On the other hand, the signatures “E2F targets” and “G2M checkpoint,” identified as poor prognosis signatures in prior studies, were downregulated after treatment in our study population (53). Whether this repression could partially explain the significant pathologic response rate achieved by the combination of CPIs and PARPi remains speculative and should be confirmed in further studies. It is worth noting that the TGFβ signature was overexpressed at cystectomy. This finding is in line with previous studies that have established TGFβ as a key step in immune evasion and resistance to neoadjuvant immunotherapy (38, 53).
Also important, IFN-γ and IFN-α response signatures were upregulated in cystectomy samples and nonresponders. This conflicts with published data from the PURE01 trial, which assessed the efficacy of pembrolizumab alone as neoadjuvant treatment, in which both profiles were associated with a better response (3). Interestingly, these signatures played no role in a control cohort with chemotherapy. Thus, discrepancies could be due to the small sample size of both studies or the presence of olaparib in our combination. This highlights the importance of the clinical context when trying to understand the immune system and identify reliable markers of response.
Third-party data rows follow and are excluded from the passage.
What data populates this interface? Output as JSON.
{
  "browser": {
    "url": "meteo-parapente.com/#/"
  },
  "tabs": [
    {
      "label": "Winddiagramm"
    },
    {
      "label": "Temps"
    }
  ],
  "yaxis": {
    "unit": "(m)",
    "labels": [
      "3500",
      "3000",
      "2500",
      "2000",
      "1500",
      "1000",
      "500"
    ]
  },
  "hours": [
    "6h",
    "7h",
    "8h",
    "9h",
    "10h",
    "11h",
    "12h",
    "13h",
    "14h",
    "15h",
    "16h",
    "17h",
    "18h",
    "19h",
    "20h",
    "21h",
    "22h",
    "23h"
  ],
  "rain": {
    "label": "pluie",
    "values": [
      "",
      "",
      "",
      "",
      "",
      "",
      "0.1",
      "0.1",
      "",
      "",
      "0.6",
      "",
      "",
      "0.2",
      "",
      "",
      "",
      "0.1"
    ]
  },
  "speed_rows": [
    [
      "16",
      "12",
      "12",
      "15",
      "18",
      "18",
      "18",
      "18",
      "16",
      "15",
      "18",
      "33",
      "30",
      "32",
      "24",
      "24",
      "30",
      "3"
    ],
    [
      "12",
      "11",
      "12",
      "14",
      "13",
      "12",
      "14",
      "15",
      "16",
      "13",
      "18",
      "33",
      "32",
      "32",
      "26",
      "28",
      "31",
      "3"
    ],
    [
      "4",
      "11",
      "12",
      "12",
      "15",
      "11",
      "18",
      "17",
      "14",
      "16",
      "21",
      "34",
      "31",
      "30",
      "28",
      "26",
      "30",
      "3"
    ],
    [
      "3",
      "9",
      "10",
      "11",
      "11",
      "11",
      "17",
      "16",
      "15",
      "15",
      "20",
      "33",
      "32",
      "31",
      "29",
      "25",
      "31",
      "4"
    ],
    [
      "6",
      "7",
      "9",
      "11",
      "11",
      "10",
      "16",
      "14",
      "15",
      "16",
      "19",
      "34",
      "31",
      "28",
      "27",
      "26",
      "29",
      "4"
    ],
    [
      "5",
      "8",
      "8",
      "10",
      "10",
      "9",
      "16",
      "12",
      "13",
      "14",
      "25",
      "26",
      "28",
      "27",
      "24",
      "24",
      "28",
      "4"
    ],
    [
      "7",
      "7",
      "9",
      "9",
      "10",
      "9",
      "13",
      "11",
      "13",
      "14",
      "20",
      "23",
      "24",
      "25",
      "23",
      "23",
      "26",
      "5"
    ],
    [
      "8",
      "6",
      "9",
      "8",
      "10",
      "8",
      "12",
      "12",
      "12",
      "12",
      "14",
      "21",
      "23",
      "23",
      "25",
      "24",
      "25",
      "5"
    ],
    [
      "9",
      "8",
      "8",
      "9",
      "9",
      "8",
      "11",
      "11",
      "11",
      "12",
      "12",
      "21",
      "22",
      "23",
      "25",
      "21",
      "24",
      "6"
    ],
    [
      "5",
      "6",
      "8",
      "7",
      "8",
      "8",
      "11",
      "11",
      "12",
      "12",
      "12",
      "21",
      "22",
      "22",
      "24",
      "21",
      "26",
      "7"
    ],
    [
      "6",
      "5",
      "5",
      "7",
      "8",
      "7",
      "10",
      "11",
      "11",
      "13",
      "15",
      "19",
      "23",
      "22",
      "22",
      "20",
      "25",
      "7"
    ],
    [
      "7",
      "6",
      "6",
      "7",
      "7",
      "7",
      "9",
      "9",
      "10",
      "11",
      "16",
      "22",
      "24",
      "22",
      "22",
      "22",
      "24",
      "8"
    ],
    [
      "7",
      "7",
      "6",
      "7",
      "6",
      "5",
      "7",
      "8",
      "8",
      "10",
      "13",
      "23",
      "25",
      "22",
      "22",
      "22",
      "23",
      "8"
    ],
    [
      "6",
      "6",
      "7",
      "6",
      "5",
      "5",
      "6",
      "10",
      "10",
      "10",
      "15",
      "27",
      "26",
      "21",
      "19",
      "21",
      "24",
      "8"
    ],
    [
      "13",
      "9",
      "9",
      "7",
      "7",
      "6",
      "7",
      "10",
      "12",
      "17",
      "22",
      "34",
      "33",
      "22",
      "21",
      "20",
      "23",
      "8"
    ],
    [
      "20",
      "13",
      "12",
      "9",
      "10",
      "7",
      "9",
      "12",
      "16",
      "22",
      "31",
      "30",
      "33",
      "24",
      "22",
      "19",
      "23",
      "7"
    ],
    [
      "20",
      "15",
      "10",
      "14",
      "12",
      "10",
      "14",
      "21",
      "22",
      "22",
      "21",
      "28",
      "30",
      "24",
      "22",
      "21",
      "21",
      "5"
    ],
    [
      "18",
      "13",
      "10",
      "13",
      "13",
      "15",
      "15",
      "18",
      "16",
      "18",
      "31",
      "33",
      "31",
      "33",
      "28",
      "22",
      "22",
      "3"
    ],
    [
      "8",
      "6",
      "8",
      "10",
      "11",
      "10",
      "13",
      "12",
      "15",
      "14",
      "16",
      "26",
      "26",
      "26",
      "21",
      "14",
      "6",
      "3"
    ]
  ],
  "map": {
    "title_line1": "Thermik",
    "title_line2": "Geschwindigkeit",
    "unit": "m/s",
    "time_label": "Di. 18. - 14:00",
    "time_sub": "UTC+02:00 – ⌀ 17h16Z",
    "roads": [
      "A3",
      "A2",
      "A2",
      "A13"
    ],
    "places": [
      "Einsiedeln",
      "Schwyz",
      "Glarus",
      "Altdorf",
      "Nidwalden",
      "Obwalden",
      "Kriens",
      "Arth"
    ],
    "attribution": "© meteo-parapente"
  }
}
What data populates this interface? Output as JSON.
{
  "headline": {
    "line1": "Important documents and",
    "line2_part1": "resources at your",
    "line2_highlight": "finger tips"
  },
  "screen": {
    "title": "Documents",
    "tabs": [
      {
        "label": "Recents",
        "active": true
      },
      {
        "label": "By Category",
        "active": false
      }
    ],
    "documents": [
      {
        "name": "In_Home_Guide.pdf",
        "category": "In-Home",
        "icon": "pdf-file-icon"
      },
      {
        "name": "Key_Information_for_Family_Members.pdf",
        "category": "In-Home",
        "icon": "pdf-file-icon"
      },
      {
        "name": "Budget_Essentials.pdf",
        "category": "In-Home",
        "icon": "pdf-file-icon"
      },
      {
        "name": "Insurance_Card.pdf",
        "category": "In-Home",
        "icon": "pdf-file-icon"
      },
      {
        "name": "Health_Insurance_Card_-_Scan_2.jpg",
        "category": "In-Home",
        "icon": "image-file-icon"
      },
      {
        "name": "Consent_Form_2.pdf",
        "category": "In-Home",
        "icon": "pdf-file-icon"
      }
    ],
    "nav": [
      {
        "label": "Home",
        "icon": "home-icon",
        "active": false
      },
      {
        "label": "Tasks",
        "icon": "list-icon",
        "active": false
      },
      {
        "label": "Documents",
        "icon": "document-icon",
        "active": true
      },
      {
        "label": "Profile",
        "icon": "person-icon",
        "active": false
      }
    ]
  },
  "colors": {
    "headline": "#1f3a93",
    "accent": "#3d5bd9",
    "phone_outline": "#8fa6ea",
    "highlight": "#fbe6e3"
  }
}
Finally, our study did not show significant differences between immune cell populations at baseline and posttreatment samples nor when comparing responders versus nonresponders in peripheral blood. However, a trend toward higher levels of circulating CD4 T cells with undetectable levels of CD27 and CD28 was observed at all time points and became significant at follow-up. This cell subset has been reported to increase in the elderly and involves both effector memory T cells and terminal effector T cells (54, 55). Whether this population could lead to sustained disease control will be explored in future long-term analyses.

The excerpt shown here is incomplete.